У меня мурашки по коже. Женщина говорит об обмане мужа. Становится его жалко. Я не была в ее ситуации, мне Петров сразу сделал ребенка. Стешка родилась здоровой и скрасила мою непростую жизнь. Бог Серафиме судья, не я.
— Как только забеременела, — продолжила женщина, — оформила перевод в другую часть. Миша к тому моменту стал не выносимый. Молодой, горячий, требовал с меня развод, мешался под ногами. Я как трусиха боялась, что Гриша узнает правду, сбежала в другой гарнизон. — Воздух не подходит ребенку, — сказала мужу, чтобы оправдать побег. Токсикоз замучил.
Переехали. Расположились. Жили счастливо, пока в один из дней не приехал Мишаня.
Воронцов приехал в часть, я его прогнала. Жалко было молодого парня. Не хотела портить жизнь ни ему, ни мужу, — Фима положила ладони на горящие алые щеки.
Я бы на ее месте совсем сгорела со стыда. А эта шустрая изворотливая только пятнами покрылась перед матерью обманутого мужика.
— Я простая деревенская баба, Михаил в моих глазах был московским мажором. Ну, не пара я ему!
Ее слова давят тяжело, в груди наливаются каменной тяжестью. Не ей было решать «пара, не пара».
Как только врачи сказали, что у нас будет двойня, муж заподозрил неладное.
— У тебя были в роду близнецы?
— Нет. Может, это из-за твоей радиации? — морочила ему голову. Гриша поглядел на меня серыми пристальными, ответил: — Может.
Стискиваю зубы, как же она так просто рассуждает.
— Роды прошли успешно, — рассказывает Фима, — первым родился Тошка, за ним Лешка. Принесли на первое кормление — глазки синие, как у папки, сами мальчишки крепенькие — как детеныши медвежата. Ни о чем не пожалела тогда. Оправдала свой обман.
Чекануться! Во дела! Женщина ради рождения ребенка готова на всё! Природа предусмотрела в ней данное качество.
Лопатками ощущаю холод в душе Полины Воронцовой. Ее тоже можно понять. Она — мать, бабушка. А встретила родных внуков спустя десять лет. Не успела понянчить их маленькими. Фима лишила ее этого права.

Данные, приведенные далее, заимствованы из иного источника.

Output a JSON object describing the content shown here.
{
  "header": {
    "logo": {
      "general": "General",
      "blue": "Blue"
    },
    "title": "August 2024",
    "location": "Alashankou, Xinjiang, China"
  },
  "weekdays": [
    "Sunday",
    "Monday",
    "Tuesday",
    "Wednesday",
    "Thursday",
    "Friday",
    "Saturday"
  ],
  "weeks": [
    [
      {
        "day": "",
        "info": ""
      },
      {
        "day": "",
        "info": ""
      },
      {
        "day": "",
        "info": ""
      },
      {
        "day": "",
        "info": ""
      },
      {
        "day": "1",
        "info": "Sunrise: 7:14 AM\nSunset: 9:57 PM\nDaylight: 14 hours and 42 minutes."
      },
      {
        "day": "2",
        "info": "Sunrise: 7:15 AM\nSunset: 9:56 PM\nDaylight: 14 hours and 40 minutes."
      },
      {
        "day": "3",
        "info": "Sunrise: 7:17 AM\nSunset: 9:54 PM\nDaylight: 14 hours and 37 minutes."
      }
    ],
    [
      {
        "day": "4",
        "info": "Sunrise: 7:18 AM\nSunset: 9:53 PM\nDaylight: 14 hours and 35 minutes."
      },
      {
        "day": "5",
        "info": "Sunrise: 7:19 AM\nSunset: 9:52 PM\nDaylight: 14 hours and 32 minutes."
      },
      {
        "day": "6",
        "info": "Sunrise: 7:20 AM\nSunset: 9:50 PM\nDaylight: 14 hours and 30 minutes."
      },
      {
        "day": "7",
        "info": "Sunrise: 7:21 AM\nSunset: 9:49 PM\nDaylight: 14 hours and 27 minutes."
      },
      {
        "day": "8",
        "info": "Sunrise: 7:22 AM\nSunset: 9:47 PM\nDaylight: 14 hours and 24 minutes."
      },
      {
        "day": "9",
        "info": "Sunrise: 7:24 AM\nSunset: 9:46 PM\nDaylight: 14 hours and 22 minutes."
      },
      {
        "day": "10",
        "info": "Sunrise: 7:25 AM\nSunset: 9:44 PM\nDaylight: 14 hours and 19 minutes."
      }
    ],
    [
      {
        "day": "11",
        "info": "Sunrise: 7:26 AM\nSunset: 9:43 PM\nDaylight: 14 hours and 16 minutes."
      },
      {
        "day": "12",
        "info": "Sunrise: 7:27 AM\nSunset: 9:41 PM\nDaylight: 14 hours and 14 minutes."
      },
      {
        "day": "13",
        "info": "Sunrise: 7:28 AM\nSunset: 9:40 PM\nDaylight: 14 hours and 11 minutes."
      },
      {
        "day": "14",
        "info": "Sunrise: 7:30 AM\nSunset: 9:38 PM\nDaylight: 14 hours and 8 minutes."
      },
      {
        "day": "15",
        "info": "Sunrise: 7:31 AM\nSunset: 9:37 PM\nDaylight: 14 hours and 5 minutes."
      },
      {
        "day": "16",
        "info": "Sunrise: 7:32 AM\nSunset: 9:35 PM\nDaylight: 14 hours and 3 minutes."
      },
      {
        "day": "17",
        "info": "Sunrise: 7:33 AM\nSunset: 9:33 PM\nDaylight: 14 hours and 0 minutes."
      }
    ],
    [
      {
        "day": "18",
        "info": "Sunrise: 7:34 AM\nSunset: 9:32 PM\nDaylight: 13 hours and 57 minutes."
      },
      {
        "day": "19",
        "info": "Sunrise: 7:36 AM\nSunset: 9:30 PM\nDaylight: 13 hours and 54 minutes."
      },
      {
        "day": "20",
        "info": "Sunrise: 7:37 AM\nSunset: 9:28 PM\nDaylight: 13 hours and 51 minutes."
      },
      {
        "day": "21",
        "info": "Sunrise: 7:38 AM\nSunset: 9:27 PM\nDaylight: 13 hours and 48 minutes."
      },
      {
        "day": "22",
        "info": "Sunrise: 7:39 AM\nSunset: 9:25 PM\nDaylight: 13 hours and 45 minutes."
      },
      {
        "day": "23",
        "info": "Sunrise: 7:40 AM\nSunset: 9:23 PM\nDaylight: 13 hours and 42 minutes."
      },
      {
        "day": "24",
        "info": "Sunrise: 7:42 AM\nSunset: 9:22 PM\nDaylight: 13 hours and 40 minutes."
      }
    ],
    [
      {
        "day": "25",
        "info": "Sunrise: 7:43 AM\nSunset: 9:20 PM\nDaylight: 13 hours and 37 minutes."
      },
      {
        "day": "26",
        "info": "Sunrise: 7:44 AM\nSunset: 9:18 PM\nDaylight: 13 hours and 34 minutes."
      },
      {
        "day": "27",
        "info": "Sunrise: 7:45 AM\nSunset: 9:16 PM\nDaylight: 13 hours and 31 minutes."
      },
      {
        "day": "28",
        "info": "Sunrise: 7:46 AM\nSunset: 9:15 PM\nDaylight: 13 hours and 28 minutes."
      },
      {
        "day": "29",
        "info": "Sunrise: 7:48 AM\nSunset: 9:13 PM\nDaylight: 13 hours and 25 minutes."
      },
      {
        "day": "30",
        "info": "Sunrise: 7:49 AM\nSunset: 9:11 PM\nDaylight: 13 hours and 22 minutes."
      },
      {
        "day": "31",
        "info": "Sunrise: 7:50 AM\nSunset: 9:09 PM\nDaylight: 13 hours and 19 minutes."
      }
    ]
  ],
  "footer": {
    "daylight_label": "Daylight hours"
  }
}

— Что дальше? — спрашивает мать Миши.
— Забирает нас муж из роддома, счастливый до чертиков, под шафе. Привозит домой со спящими сыночками. Голодные дети просыпаются, глядят на папку синими сапфировыми глазками. Муж недоуменно пялится на меня.
— Фима, как так-то?..
— Как? — включаю дурочку.
— Глаза у тебя голубые, у меня — серые, у детей — синие? Чудеса! Что скажешь?
Тяжело вздыхаю. Мысли мечутся в поисках оправданий, ищу заготовки.
— Гришань, сыночки пошли в моего деда статью, ростом, лицом. Муж щуплый, а пацаны родились богатырями и росли шустро, превращаясь в маленьких розовощеких крепышей — медвежат.
Подмечаю, женщина говорит о детях и светится от счастья.
Я ее понимаю. Надеюсь, мама Миши тоже, несмотря на кипящую в ней злость.
— А потом сучилась беда, она и разорвала нашу жизнь на «до» и «после». Лехе было пять, когда он сломал ногу, повредив артерию. Нужно было срочно делать переливание крови.
У сына — первая.
У меня — вторая.
У мужа — четвертая…
Тут-то Гриша припомнил мне симпатичного солдатика с синими глазами. До мельчайших деталей вспомнил парня — фигуру, лицо, повадки.
Да, чего вспоминать-то. На пацанов гляди, и описывай!
Тут понеслась! Как выпьет, так гоняет меня с криками: «шалава».
Я терпела, знала, что виновата. Терпение лопнуло, когда он бросил сыновьям в лицо: «Уб***ки».
Развелась, ушла с детьми, оставив мужу квартиру. Себе и детям на память забрала фамилию Шурочкины.
Перевелась я в Якутск по службе. У меня там обосновалась боевая подруга Арина, возглавив военный госпиталь. В госпитале я познакомились с Артуром, он у нас залечивал раны. Сибиряк, младший лейтенант, тридцать два года.